A few weeks after our visit to the fish market we discovered that we had been there on the next to last day before they moved the whole facility to newer and much larger digs down along Tokyo Bay.  And true to Japanese efficiency, they were able to complete the move seamlessly in two days.  That’s like saying they moved the Chelsea meat packing district in two days!

BBS News Story of the Tsukiji Market Closing –  https://www.cbsnews.com/news/tsukiji-fish-market-tokyo-japan-closes-2018-10-06/

The new fish market will operate under far different rules.  Apparently having tourists strolling aimlessly through the market maze where forklifts were operating and everyone was walking around with sharp knives was an aggravating pain in the ass.  Tourists will now be banned from the area where the action takes place.

This is not the first time the market has tried to get a handle on access.  Visitors to the Tsukiji Fish Market were banned in 2008.  And to be honest, I was amazed they let us just roam around the place and go wherever we liked.  It was like letting tourists play on the tracks at the Tokyo Train Station.

So, at the new fish market the visitors will be herded onto overhead balconies where they can gaze down on the proceedings.  It’s hard to imagine that it will have the look and feel of the borderline scary place we visited.  Maybe that’s a good thing.  Having tourists in the middle of such potentially dangerous chaos is probably not wise.  But I’m glad we got to experience the madness in all of its glory before they tamed it.

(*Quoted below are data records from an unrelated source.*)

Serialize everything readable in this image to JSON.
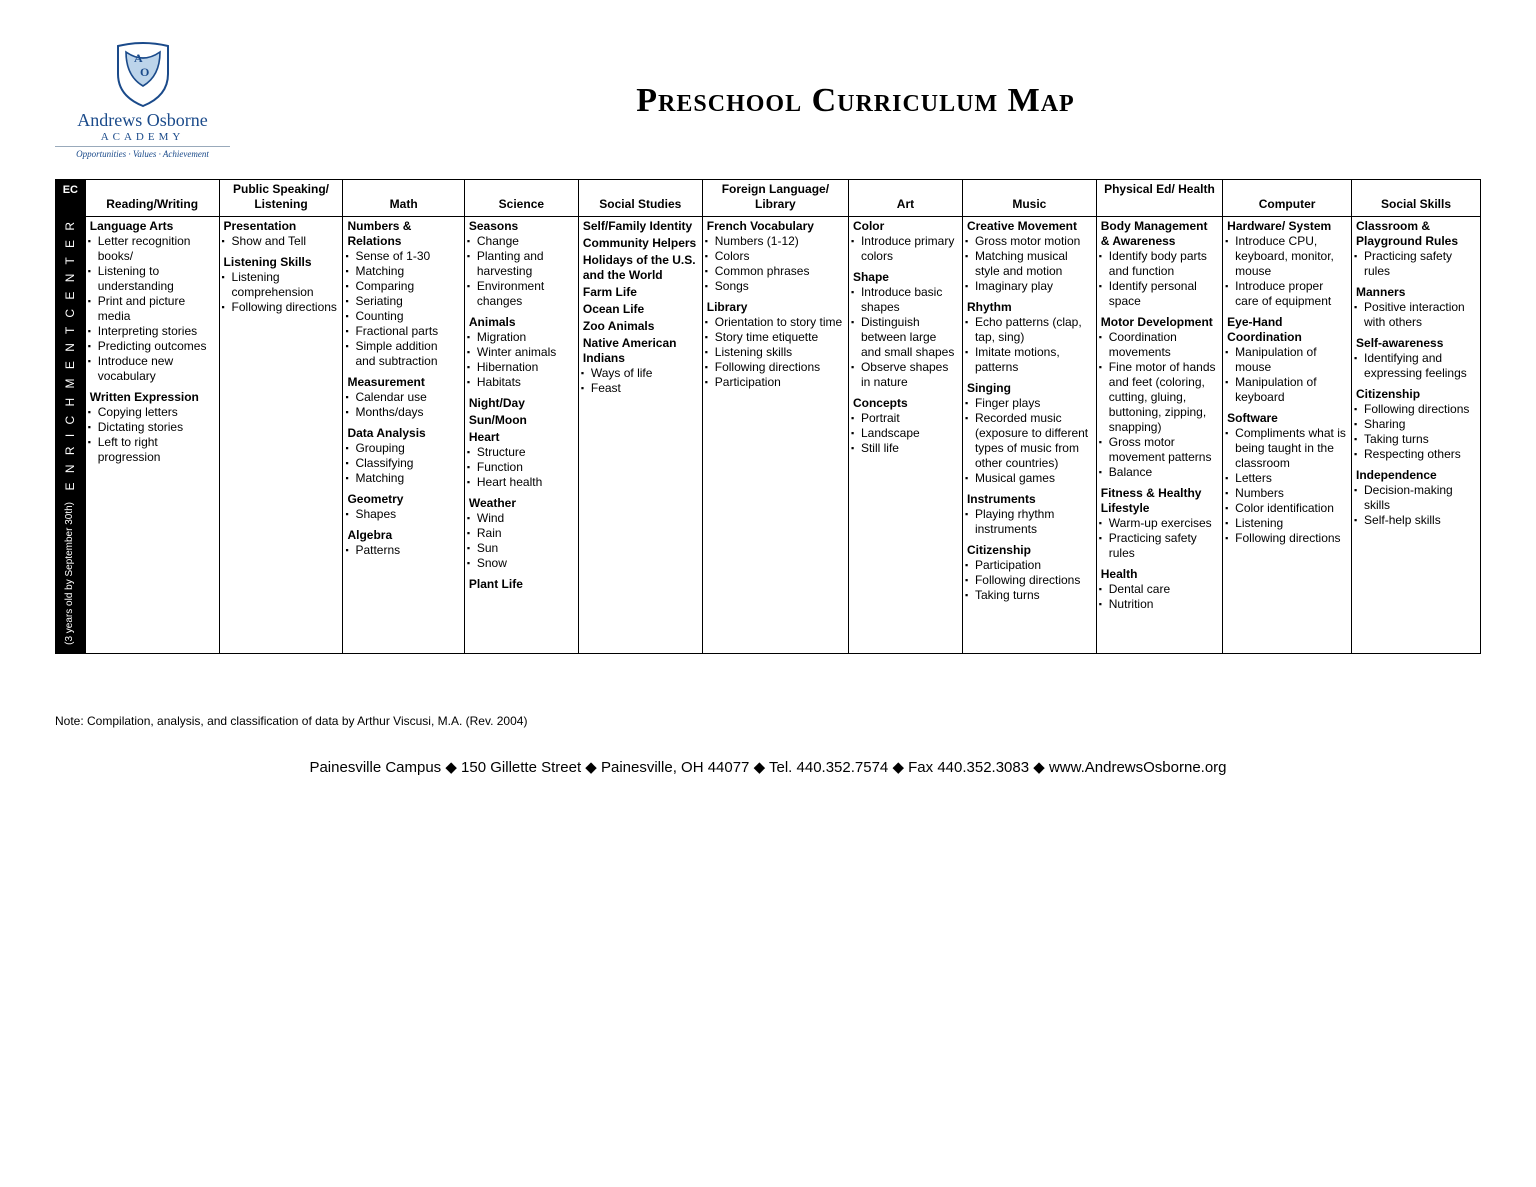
{
  "brand": {
    "name1": "Andrews Osborne",
    "name2": "ACADEMY",
    "tagline": "Opportunities · Values · Achievement"
  },
  "title": "Preschool Curriculum Map",
  "side": {
    "ec": "EC",
    "center": "E N R I C H M E N T   C E N T E R",
    "age": "(3 years old by September 30th)"
  },
  "headers": {
    "reading": "Reading/Writing",
    "speaking": "Public Speaking/ Listening",
    "math": "Math",
    "science": "Science",
    "social": "Social Studies",
    "library": "Foreign Language/ Library",
    "art": "Art",
    "music": "Music",
    "pe": "Physical Ed/ Health",
    "computer": "Computer",
    "skills": "Social Skills"
  },
  "cells": {
    "reading": [
      {
        "h": "Language Arts",
        "items": [
          "Letter recognition books/",
          "Listening to understanding",
          "Print and picture media",
          "Interpreting stories",
          "Predicting outcomes",
          "Introduce new vocabulary"
        ]
      },
      {
        "h": "Written Expression",
        "items": [
          "Copying letters",
          "Dictating stories",
          "Left to right progression"
        ]
      }
    ],
    "speaking": [
      {
        "h": "Presentation",
        "items": [
          "Show and Tell"
        ]
      },
      {
        "h": "Listening Skills",
        "items": [
          "Listening comprehension",
          "Following directions"
        ]
      }
    ],
    "math": [
      {
        "h": "Numbers & Relations",
        "items": [
          "Sense of 1-30",
          "Matching",
          "Comparing",
          "Seriating",
          "Counting",
          "Fractional parts",
          "Simple addition and subtraction"
        ]
      },
      {
        "h": "Measurement",
        "items": [
          "Calendar use",
          "Months/days"
        ]
      },
      {
        "h": "Data Analysis",
        "items": [
          "Grouping",
          "Classifying",
          "Matching"
        ]
      },
      {
        "h": "Geometry",
        "items": [
          "Shapes"
        ]
      },
      {
        "h": "Algebra",
        "items": [
          "Patterns"
        ]
      }
    ],
    "science": [
      {
        "h": "Seasons",
        "items": [
          "Change",
          "Planting and harvesting",
          "Environment changes"
        ]
      },
      {
        "h": "Animals",
        "items": [
          "Migration",
          "Winter animals",
          "Hibernation",
          "Habitats"
        ]
      },
      {
        "h": "Night/Day",
        "items": []
      },
      {
        "h": "Sun/Moon",
        "items": []
      },
      {
        "h": "Heart",
        "items": [
          "Structure",
          "Function",
          "Heart health"
        ]
      },
      {
        "h": "Weather",
        "items": [
          "Wind",
          "Rain",
          "Sun",
          "Snow"
        ]
      },
      {
        "h": "Plant Life",
        "items": []
      }
    ],
    "social": [
      {
        "h": "Self/Family Identity",
        "items": []
      },
      {
        "h": "Community Helpers",
        "items": []
      },
      {
        "h": "Holidays of the U.S. and the World",
        "items": []
      },
      {
        "h": "Farm Life",
        "items": []
      },
      {
        "h": "Ocean Life",
        "items": []
      },
      {
        "h": "Zoo Animals",
        "items": []
      },
      {
        "h": "Native American Indians",
        "items": [
          "Ways of life",
          "Feast"
        ]
      }
    ],
    "library": [
      {
        "h": "French Vocabulary",
        "items": [
          "Numbers (1-12)",
          "Colors",
          "Common phrases",
          "Songs"
        ]
      },
      {
        "h": "Library",
        "items": [
          "Orientation to story time",
          "Story time etiquette",
          "Listening skills",
          "Following directions",
          "Participation"
        ]
      }
    ],
    "art": [
      {
        "h": "Color",
        "items": [
          "Introduce primary colors"
        ]
      },
      {
        "h": "Shape",
        "items": [
          "Introduce basic shapes",
          "Distinguish between large and small shapes",
          "Observe shapes in nature"
        ]
      },
      {
        "h": "Concepts",
        "items": [
          "Portrait",
          "Landscape",
          "Still life"
        ]
      }
    ],
    "music": [
      {
        "h": "Creative Movement",
        "items": [
          "Gross motor motion",
          "Matching musical style and motion",
          "Imaginary play"
        ]
      },
      {
        "h": "Rhythm",
        "items": [
          "Echo patterns (clap, tap, sing)",
          "Imitate motions, patterns"
        ]
      },
      {
        "h": "Singing",
        "items": [
          "Finger plays",
          "Recorded music (exposure to different types of music from other countries)",
          "Musical games"
        ]
      },
      {
        "h": "Instruments",
        "items": [
          "Playing rhythm instruments"
        ]
      },
      {
        "h": "Citizenship",
        "items": [
          "Participation",
          "Following directions",
          "Taking turns"
        ]
      }
    ],
    "pe": [
      {
        "h": "Body Management & Awareness",
        "items": [
          "Identify body parts and function",
          "Identify personal space"
        ]
      },
      {
        "h": "Motor Development",
        "items": [
          "Coordination movements",
          "Fine motor of hands and feet (coloring, cutting, gluing, buttoning, zipping, snapping)",
          "Gross motor movement patterns",
          "Balance"
        ]
      },
      {
        "h": "Fitness & Healthy Lifestyle",
        "items": [
          "Warm-up exercises",
          "Practicing safety rules"
        ]
      },
      {
        "h": "Health",
        "items": [
          "Dental care",
          "Nutrition"
        ]
      }
    ],
    "computer": [
      {
        "h": "Hardware/ System",
        "items": [
          "Introduce CPU, keyboard, monitor, mouse",
          "Introduce proper care of equipment"
        ]
      },
      {
        "h": "Eye-Hand Coordination",
        "items": [
          "Manipulation of mouse",
          "Manipulation of keyboard"
        ]
      },
      {
        "h": "Software",
        "items": [
          "Compliments what is being taught in the classroom",
          "Letters",
          "Numbers",
          "Color identification",
          "Listening",
          "Following directions"
        ]
      }
    ],
    "skills": [
      {
        "h": "Classroom & Playground Rules",
        "items": [
          "Practicing safety rules"
        ]
      },
      {
        "h": "Manners",
        "items": [
          "Positive interaction with others"
        ]
      },
      {
        "h": "Self-awareness",
        "items": [
          "Identifying and expressing feelings"
        ]
      },
      {
        "h": "Citizenship",
        "items": [
          "Following directions",
          "Sharing",
          "Taking turns",
          "Respecting others"
        ]
      },
      {
        "h": "Independence",
        "items": [
          "Decision-making skills",
          "Self-help skills"
        ]
      }
    ]
  },
  "note": "Note: Compilation, analysis, and classification of data by Arthur Viscusi, M.A. (Rev. 2004)",
  "footer": "Painesville Campus  ◆  150 Gillette Street  ◆  Painesville, OH 44077  ◆  Tel. 440.352.7574  ◆  Fax 440.352.3083  ◆  www.AndrewsOsborne.org"
}
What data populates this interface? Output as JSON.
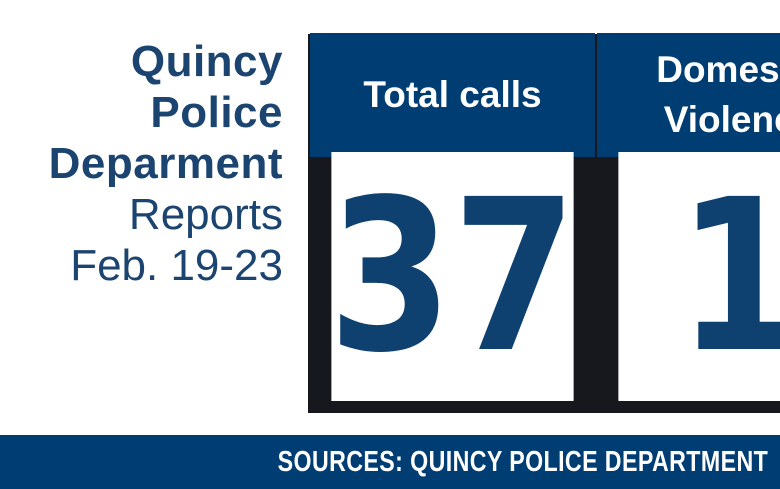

The broader issue for the Tsukiji Fish Market is the sustainability of the fish trade.  Japan consumes six percent of the world’s fish harvest and imports and exports more fish than any other country.  And given the fact that the United Nations estimates that eighty percent of the world fisheries are over-harvested, it’s not looking good for the fishies.

After World War II, fish were the main source of protein for the Japanese people and the seafood industry helped build the nation into an economic powerhouse by catching as much fish as they could.  Nothing has changed.  The average Japanese not only likes fish, but also believes that eating fish is good for the country.  Texans feel the same way about beef.  It’s in their blood.

Japan has recently implemented a program that labels fish with the blue and white MSC  (Marine Sustainability Council) seal of approval if they were caught from a sustainable fishery.  And there are programs on Japanese TV regularly about the need to sustain the world’s fisheries.  But less than one percent of fish sold in Japan have the MSC label.  And the figures each year regarding Earth’s fish stocks show a steady decline in every species.

I’m not a scientist, and I don’t know enough about our planet’s capacity to keep producing fish in the face of relentless factory ship harvesting, but my trip to the Tsukiji Fish Market left me with one lasting impression: This level of consumption can’t go on; something’s got to give.